Shortly after the International Sustainability Standards Board (ISSB) released its climate-related and general sustainability-related disclosure standards in June 2023, the FSB indicated the standards, which are based on the TCFD recommendations, represent a culmination of the task force’s work. It further indicated that the task force would be disbanded upon release of its 2023 status report.

With its work coming to a close, the task force commends the FSB on its leadership in establishing the industry-led TCFD and for supporting its work. The ISSB will monitor progress on the state of climate-related financial disclosures by companies as of next year and support effective implementation of its standards.

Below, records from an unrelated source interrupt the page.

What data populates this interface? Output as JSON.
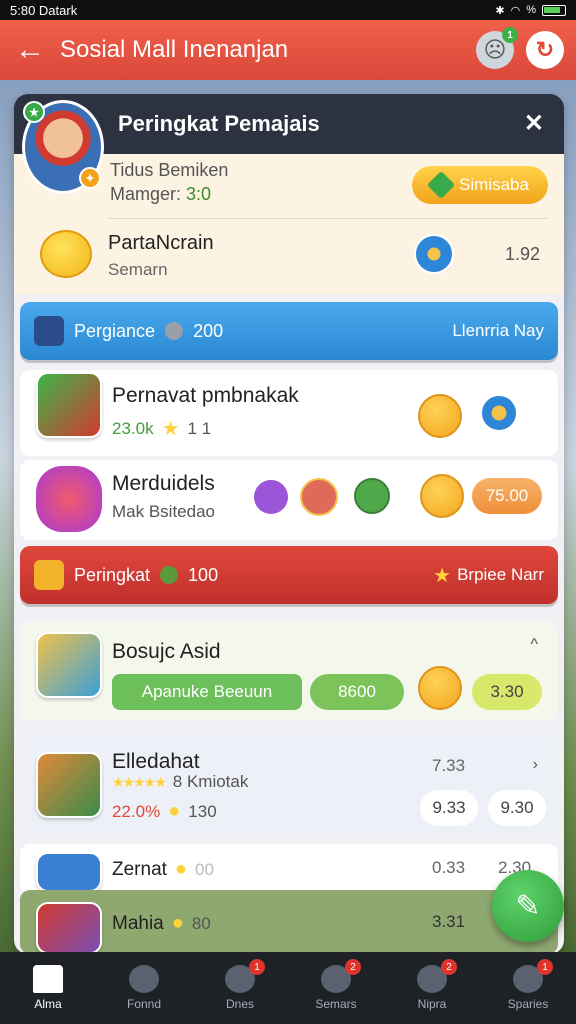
{
  "status_bar": {
    "time": "5:80 Datark",
    "battery": "%"
  },
  "app_bar": {
    "title": "Sosial Mall Inenanjan",
    "notif_count": "1"
  },
  "panel": {
    "title": "Peringkat Pemajais",
    "user": {
      "line1": "Tidus Bemiken",
      "line2_label": "Mamger:",
      "line2_value": "3:0",
      "button": "Simisaba"
    },
    "info": {
      "title": "PartaNcrain",
      "sub": "Semarn",
      "value": "1.92"
    }
  },
  "banner_blue": {
    "label": "Pergiance",
    "value": "200",
    "right": "Llenrria Nay"
  },
  "row1": {
    "title": "Pernavat pmbnakak",
    "stat1": "23.0k",
    "stat2": "1 1"
  },
  "row2": {
    "title": "Merduidels",
    "sub": "Mak Bsitedao",
    "pill": "75.00"
  },
  "banner_red": {
    "label": "Peringkat",
    "value": "100",
    "right": "Brpiee Narr"
  },
  "row3": {
    "title": "Bosujc Asid",
    "green_pill": "Apanuke Beeuun",
    "pill1": "8600",
    "pill2": "3.30"
  },
  "row4": {
    "title": "Elledahat",
    "rating": "8 Kmiotak",
    "stat1": "22.0%",
    "stat2": "130",
    "value_top": "7.33",
    "pill1": "9.33",
    "pill2": "9.30"
  },
  "row5": {
    "title": "Zernat",
    "stat": "00",
    "v1": "0.33",
    "v2": "2.30"
  },
  "row6": {
    "title": "Mahia",
    "stat": "80",
    "v1": "3.31"
  },
  "bottom_nav": [
    {
      "label": "Alma",
      "badge": ""
    },
    {
      "label": "Fonnd",
      "badge": ""
    },
    {
      "label": "Dnes",
      "badge": "1"
    },
    {
      "label": "Semars",
      "badge": "2"
    },
    {
      "label": "Nipra",
      "badge": "2"
    },
    {
      "label": "Sparies",
      "badge": "1"
    }
  ]
}
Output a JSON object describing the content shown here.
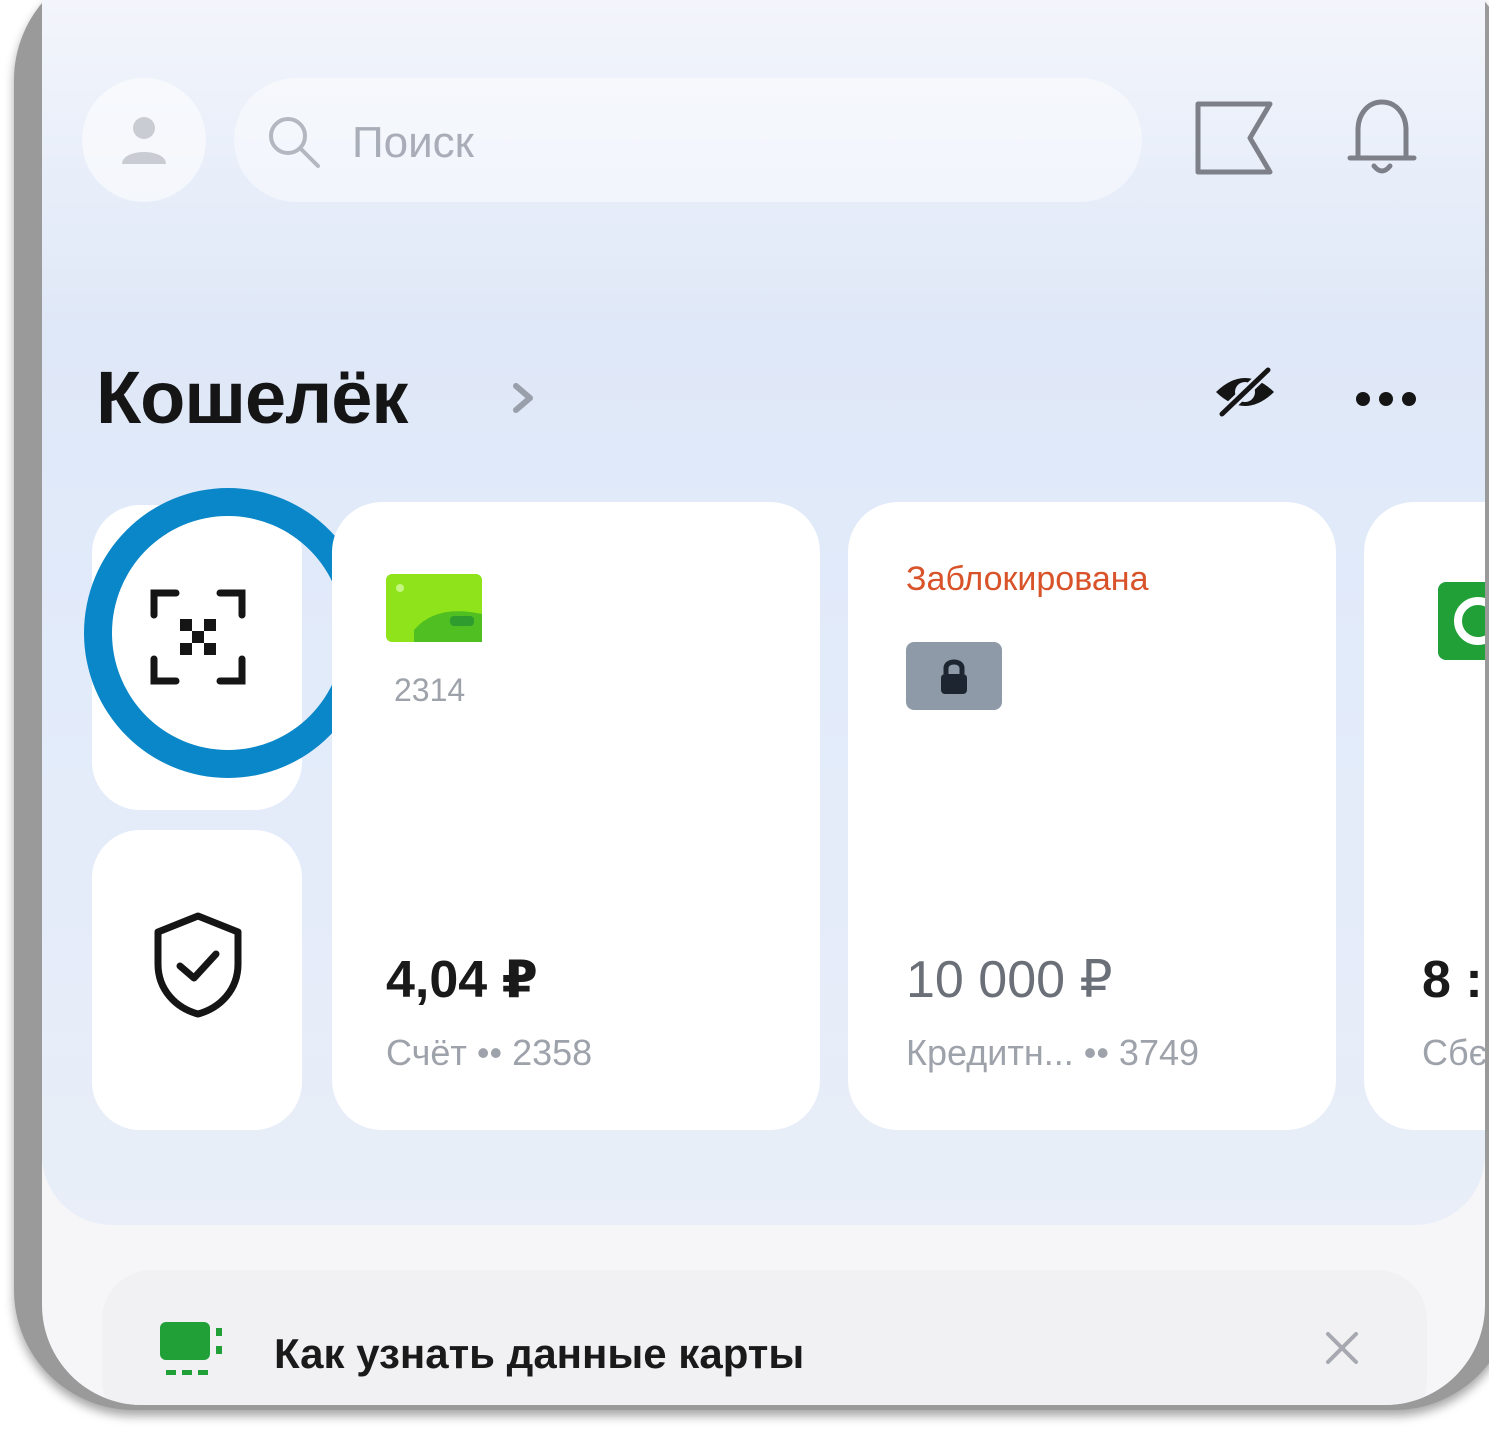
{
  "header": {
    "search_placeholder": "Поиск"
  },
  "wallet": {
    "title": "Кошелёк"
  },
  "cards": [
    {
      "number": "2314",
      "amount": "4,04 ₽",
      "subtitle": "Счёт •• 2358",
      "icon_color": "#8ee31b"
    },
    {
      "status": "Заблокирована",
      "amount": "10 000 ₽",
      "subtitle": "Кредитн... •• 3749"
    },
    {
      "amount": "8 :",
      "subtitle": "Сбє"
    }
  ],
  "banner": {
    "text": "Как узнать данные карты"
  },
  "colors": {
    "highlight_ring": "#0a87c9",
    "blocked_text": "#d9532a",
    "accent_green": "#21a038"
  }
}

In its final report, the TCFD urges appropriate bodies to:

  • Continue to emphasize the importance of companies’ disclosure of the resilience of their strategies under different climate-related scenarios, including a climate-related scenario aligned with the latest international agreement on climate change;
  • Ensure interoperability of the ISSB standards with regional and jurisdictional frameworks to support consistent company reporting across jurisdictions and avoid multiple reporting venues;
  • Develop implementation guidance on topics like climate-related physical risk assessment and adaptation planning, climate-related scenario analysis at a sector or industry level, and Scope 3 greenhouse gas emissions measurement at a sector or industry level;
  • Focus on decision-useful disclosure on other sustainability topics (e.g., biodiversity, water, and social issues) and consider the linkages between climate-related and other sustainability issues; and
  • Develop a climate-related financial disclosure framework for use by countries and other sovereign entities as consistent sovereign disclosure would support companies in preparing comprehensive climate-related financial disclosure.

The TCFD recommendations have helped drive greater consistency among major climate-related disclosure regimes. For example, by 2019, several major climate-related disclosure regimes had incorporated the TCFD recommendations into their requirements and guidance. In addition, several governments, regulators, and standard setters have incorporated or drawn from the TCFD recommendations in developing climate-related reporting requirements and standards, including the US Securities and Exchange Commission, the UK Parliament, the European Commission, and the ISSB.